The National Interagency Fire Center reports this morning that the fire is 41,000 acres in size and 0% contained. A remarkable view of the smoke from the fire was provided yesterday from the MODIS imager on NASA's Terra satellite.
Here's a closeup.
The MesoWest group here at the University of Utah has some nice tools for monitoring the weather near fires. Here's a look at the latest surface map, which shows generally light winds at the moment in the area around the fire.
Although that's good news, wildfire behavior typically becomes more severe during the day as winds increase, temperatures rise, the the relative humidity drops.
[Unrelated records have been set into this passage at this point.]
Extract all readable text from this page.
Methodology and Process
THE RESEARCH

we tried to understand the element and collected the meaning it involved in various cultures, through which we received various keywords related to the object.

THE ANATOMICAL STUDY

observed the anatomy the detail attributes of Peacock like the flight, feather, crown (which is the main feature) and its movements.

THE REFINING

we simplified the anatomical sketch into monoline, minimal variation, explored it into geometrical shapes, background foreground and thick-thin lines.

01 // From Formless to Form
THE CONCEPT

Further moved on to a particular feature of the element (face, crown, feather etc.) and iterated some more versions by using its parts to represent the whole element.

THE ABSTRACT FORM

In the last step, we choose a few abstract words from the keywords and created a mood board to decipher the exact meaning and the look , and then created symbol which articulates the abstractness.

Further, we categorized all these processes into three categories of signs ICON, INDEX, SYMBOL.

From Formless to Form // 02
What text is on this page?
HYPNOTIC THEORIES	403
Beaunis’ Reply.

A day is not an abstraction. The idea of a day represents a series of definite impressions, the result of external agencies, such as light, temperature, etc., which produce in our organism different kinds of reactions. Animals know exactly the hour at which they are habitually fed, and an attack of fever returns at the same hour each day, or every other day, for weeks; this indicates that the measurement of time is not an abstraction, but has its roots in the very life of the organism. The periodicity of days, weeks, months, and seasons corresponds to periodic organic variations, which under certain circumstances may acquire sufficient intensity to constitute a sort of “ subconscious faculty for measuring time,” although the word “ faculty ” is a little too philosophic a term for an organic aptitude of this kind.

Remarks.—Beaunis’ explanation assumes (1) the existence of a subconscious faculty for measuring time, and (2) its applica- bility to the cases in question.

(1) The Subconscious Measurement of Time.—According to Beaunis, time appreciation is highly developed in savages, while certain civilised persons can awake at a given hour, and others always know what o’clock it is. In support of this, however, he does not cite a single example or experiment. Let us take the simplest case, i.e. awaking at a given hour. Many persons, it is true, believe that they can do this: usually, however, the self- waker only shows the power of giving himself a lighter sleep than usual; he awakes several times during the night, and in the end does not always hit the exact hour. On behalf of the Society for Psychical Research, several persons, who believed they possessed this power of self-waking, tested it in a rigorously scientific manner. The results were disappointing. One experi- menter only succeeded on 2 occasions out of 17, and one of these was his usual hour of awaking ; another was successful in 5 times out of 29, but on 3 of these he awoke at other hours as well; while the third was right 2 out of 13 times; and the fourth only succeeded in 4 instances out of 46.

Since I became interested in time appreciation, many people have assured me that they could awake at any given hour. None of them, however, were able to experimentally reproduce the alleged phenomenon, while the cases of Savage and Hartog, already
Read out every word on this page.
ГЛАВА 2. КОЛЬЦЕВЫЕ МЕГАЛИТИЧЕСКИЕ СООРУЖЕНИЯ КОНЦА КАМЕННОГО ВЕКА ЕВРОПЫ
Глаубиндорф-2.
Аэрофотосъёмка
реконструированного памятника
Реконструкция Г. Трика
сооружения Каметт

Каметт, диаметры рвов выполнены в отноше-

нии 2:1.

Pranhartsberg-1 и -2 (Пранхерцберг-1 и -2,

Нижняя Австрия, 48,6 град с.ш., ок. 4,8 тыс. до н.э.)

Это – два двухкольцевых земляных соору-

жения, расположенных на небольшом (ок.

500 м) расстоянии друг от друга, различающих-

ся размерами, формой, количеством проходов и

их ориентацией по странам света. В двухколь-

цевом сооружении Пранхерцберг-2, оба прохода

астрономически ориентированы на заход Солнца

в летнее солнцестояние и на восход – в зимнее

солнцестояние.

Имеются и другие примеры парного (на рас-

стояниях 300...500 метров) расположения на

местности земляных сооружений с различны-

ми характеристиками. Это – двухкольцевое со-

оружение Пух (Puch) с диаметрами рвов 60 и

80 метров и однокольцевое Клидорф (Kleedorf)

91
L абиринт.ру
For example, although winds are light at the Redstone mesonet site at the south edge of the fire this morning, yesterday during they day they were gusting to 22 miles per hour.
Thus, fire conditions will worsen during the day today. Nevertheless, they could be worse. The Front Range is well known for strong winds. For example, a monthly time series from Redstone shows 7 or 8 periods with gusts over 24 miles per hour and one with gusts over 40.
Let's hope they can get a handle on this fire before the weather worsens.